StART Enterprise Slam 2021

The StART Enterprise Slam is an interactive alternative to our annual Enterprise Award. This event has offered 24 creative businesses a chance to win up to £10,000 in a hybrid event that sits between a classic poetry slam and the Eurovision song contest!

This event was streamed via YouTube on 4 October 2021 and was hosted by Lyrix Organix, renowned for boundary-pushing events that explore the nexus of live music, poetry, hip hop and youth education. 

  • This year's winners

    This year’s winners are

    • Geotone Community Interest Company by Paul Hernes Barnes and Andrew Owen Cook
    • Elenina (Sunshine Child) - The Culturally Curious and Non-Defensive Approach to Dramatherapy by Ellen Maslin and Nina Mdwaba 
    • The Lovie Diaries by Natasha Stone

    Geotone Community Interest Company by Paul Hernes Barnes and Andrew Owen Cook (MA Advanced Theatre Practice alum). 

    A low-cost augmented reality headset to lower access barriers to audio experiences for people with disabilities, the elderly, and people in remote locations. 

    Support for this project from

    • Josh Kopeček, the CEO of ECHOES.xyz working on translation and development of the ECHOES code for use in the GeoTone headset. He studied music and composition at the University of Manchester and the Royal Scottish Academy of Music and Drama (Royal Scottish Conservatoire). 
    • Galen Brook, is acting as an electronics consultant during the device design. He is a 2021 MEng Electrical and Electronic Engineering graduate from the University of Strathclyde, Glasgow with expertise in embedded systems. 

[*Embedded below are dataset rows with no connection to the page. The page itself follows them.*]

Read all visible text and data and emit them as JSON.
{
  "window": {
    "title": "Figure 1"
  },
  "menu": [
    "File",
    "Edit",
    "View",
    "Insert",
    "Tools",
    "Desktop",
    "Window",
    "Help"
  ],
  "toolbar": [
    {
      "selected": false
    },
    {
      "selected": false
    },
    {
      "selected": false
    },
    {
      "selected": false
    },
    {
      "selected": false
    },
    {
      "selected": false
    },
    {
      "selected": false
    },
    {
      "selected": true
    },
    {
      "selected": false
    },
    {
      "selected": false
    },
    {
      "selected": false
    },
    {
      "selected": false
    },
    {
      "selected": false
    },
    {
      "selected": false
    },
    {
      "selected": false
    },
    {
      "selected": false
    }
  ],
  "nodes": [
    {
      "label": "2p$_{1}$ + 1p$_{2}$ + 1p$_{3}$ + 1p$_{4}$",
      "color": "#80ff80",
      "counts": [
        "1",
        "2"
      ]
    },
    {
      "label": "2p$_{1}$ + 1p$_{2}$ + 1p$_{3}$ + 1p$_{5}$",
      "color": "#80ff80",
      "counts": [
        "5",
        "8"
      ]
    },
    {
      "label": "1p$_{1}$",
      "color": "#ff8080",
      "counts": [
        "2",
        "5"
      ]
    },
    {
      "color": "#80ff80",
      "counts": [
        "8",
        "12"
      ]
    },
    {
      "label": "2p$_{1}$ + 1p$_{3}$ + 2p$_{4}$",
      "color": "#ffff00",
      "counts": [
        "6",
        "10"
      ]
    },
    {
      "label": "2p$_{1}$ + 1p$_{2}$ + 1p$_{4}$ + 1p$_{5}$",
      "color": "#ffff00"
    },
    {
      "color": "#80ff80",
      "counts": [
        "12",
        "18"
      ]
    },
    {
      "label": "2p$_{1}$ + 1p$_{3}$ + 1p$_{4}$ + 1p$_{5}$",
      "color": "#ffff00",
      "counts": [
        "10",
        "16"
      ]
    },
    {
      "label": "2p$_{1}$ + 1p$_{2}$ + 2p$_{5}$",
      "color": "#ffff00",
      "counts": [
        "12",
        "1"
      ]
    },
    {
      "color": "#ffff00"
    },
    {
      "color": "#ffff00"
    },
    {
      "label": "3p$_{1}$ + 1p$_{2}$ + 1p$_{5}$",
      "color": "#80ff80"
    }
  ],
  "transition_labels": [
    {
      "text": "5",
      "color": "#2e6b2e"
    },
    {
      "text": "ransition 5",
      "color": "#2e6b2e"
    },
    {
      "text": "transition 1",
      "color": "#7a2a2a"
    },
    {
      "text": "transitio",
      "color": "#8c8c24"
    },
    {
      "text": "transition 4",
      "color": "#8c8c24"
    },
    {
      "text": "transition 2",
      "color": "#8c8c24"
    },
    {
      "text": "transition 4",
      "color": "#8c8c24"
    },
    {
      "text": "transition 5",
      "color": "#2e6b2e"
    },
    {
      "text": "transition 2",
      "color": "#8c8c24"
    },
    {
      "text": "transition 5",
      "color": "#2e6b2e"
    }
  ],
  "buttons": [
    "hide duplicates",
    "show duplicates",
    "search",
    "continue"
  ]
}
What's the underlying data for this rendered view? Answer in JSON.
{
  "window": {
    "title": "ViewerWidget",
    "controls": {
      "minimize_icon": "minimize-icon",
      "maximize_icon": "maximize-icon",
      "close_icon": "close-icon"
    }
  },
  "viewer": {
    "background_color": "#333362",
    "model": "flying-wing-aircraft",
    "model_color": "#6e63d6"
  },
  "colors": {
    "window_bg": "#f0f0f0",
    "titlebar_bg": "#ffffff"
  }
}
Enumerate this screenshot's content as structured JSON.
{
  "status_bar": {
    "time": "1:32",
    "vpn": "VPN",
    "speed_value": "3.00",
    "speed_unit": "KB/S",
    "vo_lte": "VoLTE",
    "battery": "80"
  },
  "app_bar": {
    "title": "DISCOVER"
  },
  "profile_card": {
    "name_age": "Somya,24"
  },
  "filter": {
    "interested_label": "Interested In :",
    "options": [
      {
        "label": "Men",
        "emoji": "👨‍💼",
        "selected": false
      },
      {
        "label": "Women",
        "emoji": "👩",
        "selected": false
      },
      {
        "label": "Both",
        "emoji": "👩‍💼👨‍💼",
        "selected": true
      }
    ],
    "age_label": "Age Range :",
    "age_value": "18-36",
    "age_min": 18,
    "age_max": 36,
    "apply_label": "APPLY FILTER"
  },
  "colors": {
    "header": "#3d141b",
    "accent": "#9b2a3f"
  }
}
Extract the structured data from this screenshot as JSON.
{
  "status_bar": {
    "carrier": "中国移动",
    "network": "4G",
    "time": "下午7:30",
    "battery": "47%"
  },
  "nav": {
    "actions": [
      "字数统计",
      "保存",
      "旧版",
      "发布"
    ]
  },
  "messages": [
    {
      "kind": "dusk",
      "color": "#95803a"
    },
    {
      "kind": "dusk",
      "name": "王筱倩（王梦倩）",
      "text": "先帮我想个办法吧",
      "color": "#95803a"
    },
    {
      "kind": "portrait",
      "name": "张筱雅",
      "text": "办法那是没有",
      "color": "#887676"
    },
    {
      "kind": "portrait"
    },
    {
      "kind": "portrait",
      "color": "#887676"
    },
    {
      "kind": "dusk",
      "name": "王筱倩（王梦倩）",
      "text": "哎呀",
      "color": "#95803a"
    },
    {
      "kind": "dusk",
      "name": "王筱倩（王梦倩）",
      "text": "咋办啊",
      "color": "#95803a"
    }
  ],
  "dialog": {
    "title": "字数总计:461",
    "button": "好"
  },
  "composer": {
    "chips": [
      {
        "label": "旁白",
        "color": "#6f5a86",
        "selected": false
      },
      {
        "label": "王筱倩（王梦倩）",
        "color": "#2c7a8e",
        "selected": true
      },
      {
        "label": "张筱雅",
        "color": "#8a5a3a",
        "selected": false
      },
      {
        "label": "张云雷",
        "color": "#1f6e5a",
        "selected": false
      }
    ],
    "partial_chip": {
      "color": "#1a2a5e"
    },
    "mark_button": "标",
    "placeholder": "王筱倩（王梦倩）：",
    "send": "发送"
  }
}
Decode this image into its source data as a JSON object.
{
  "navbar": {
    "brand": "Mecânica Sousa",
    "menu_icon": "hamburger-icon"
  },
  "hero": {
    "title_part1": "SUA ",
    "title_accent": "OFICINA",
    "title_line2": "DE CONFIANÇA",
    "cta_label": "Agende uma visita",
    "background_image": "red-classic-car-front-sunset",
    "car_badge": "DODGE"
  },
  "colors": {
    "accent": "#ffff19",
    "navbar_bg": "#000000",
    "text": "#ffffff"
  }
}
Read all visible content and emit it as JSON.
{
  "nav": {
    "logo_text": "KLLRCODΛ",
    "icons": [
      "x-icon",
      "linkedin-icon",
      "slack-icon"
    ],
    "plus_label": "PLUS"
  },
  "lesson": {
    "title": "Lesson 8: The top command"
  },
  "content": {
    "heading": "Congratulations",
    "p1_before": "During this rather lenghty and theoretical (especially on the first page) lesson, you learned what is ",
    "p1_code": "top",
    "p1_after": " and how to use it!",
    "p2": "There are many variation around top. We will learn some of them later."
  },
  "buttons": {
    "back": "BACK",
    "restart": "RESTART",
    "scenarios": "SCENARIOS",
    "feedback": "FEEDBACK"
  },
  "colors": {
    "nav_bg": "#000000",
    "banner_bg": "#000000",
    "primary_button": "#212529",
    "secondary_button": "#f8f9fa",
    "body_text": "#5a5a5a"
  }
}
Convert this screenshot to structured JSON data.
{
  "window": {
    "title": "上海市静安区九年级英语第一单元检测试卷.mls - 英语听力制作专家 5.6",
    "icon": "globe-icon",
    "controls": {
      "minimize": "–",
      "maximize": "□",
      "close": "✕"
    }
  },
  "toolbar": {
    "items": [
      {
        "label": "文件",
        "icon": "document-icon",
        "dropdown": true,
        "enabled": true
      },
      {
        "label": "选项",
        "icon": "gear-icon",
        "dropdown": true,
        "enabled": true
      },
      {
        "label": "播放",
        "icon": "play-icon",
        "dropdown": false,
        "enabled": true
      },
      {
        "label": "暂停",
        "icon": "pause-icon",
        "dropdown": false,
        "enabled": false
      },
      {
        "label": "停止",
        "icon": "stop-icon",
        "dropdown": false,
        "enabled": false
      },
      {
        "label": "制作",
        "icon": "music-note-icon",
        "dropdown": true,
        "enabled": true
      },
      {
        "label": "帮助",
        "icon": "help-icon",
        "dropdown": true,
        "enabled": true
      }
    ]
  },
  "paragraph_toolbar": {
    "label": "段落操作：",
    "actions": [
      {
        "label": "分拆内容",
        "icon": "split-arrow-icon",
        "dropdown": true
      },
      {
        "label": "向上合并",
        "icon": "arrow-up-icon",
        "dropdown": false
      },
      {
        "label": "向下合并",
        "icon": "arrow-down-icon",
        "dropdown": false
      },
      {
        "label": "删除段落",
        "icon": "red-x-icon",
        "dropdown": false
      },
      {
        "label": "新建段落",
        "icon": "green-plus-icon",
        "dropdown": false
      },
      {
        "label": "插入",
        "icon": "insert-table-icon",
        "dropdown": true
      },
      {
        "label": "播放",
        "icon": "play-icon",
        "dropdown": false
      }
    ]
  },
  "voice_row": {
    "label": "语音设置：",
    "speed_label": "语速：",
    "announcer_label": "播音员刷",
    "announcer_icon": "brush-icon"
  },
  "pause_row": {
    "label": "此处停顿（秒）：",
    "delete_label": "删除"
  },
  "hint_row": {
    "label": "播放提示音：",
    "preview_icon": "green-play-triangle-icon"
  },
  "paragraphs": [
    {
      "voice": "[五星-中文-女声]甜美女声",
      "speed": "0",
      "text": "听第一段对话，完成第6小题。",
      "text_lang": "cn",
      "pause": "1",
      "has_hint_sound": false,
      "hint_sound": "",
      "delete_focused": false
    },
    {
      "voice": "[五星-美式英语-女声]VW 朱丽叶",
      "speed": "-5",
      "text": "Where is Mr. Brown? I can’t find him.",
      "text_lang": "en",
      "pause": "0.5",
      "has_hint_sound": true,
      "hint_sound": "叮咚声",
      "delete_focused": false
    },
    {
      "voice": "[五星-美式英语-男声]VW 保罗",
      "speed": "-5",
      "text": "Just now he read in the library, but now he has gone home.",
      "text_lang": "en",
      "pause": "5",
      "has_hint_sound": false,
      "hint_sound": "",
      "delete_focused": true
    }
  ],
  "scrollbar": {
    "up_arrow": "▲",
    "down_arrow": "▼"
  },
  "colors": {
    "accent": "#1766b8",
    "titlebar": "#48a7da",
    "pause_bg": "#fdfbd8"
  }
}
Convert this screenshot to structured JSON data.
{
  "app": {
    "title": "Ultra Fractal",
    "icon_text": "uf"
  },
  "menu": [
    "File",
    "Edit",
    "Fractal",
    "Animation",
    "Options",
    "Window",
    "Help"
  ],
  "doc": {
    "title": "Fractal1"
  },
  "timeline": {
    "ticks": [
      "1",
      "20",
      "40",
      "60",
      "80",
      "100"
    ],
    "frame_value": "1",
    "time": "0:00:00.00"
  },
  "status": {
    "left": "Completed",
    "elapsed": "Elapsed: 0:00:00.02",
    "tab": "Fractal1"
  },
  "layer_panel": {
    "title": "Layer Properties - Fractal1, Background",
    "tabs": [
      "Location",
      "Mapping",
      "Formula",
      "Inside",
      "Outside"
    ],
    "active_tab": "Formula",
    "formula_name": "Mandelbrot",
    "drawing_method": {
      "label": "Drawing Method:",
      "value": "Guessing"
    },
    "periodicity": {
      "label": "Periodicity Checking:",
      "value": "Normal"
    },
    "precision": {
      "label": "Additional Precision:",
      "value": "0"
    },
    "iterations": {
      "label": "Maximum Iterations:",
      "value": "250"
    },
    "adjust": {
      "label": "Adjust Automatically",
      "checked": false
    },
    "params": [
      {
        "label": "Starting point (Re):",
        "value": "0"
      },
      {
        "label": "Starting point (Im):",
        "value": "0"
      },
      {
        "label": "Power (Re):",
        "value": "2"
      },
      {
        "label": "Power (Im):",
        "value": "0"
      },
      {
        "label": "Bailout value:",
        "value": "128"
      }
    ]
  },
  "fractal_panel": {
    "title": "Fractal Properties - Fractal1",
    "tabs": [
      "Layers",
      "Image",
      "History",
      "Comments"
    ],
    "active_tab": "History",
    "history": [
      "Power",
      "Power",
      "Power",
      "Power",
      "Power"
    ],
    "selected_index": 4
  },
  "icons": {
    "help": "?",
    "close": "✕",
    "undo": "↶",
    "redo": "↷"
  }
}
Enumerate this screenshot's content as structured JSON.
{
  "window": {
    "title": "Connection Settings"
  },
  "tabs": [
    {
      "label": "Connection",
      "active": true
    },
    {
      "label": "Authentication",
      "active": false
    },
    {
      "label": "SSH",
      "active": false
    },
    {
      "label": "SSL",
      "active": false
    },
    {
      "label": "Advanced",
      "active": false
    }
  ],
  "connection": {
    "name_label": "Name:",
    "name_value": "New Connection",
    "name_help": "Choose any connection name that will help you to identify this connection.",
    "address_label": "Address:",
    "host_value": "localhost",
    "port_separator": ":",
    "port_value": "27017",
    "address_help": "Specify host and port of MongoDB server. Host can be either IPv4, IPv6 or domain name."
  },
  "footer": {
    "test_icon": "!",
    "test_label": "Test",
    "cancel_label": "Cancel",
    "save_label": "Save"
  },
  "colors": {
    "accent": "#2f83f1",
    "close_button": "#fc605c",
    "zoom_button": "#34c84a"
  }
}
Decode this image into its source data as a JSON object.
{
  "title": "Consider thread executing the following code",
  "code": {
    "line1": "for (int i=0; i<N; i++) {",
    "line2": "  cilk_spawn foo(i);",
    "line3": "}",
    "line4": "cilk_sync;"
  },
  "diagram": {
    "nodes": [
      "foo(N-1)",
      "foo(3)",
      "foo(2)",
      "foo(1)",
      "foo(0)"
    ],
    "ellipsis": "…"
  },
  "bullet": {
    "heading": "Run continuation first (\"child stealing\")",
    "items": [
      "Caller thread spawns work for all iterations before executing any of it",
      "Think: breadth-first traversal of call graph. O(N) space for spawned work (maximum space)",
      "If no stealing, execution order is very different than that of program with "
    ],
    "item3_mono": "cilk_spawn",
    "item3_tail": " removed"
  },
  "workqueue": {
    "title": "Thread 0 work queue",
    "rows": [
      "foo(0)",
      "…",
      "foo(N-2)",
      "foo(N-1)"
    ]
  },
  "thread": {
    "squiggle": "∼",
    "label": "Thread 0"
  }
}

    Elenina (Sunshine Child) - The Culturally Curious and Non-Defensive Approach to Dramatherapy by Ellen Maslin and Nina Mdwaba (Drama and Movement Therapy, MA)

    Developing culturally responsive Drama Therapy- training to work with clients of colour alongside research, training, and workshops.


    The Lovie Diaries by Natasha Stone (Acting (CDT), BA alum)

    Creating accessible journals for performers and theatre makers with a mission to support neuro-diverse and working-class artists. 

About the StART Entrepreneurship Project (StART)

Jessica Bowles Project Lead for the StART Entrepreneurship Project, Principal Lecturer and Course Leader of the MA/MFA Creative Producing Course.

Deirdre McLaughlin Project Manager for the StART Entrepreneurship Project.

Harris Bin-Salim-Albar Social Media Manager for the StART Entrepreneurship Project.

Sarah Allen Project Support for the StART Entrepreneurship Project.

  • Funding

    Established in 2020 following a significant grant from the Office for Students and Research England, StART will enrich the entrepreneurial training provided at the three world-leading institutions via new and enhanced tuition and a range of knowledge exchange activities. These include student workshops, professional placements, mentorships and networking opportunities with partner organisations across the creative industries sector.

    The ambition of the StART Entrepreneurship Project is to help students to develop the necessary skills and real-world experience to build successful and sustainable careers, while researching and sharing best practice with the Arts Education sector.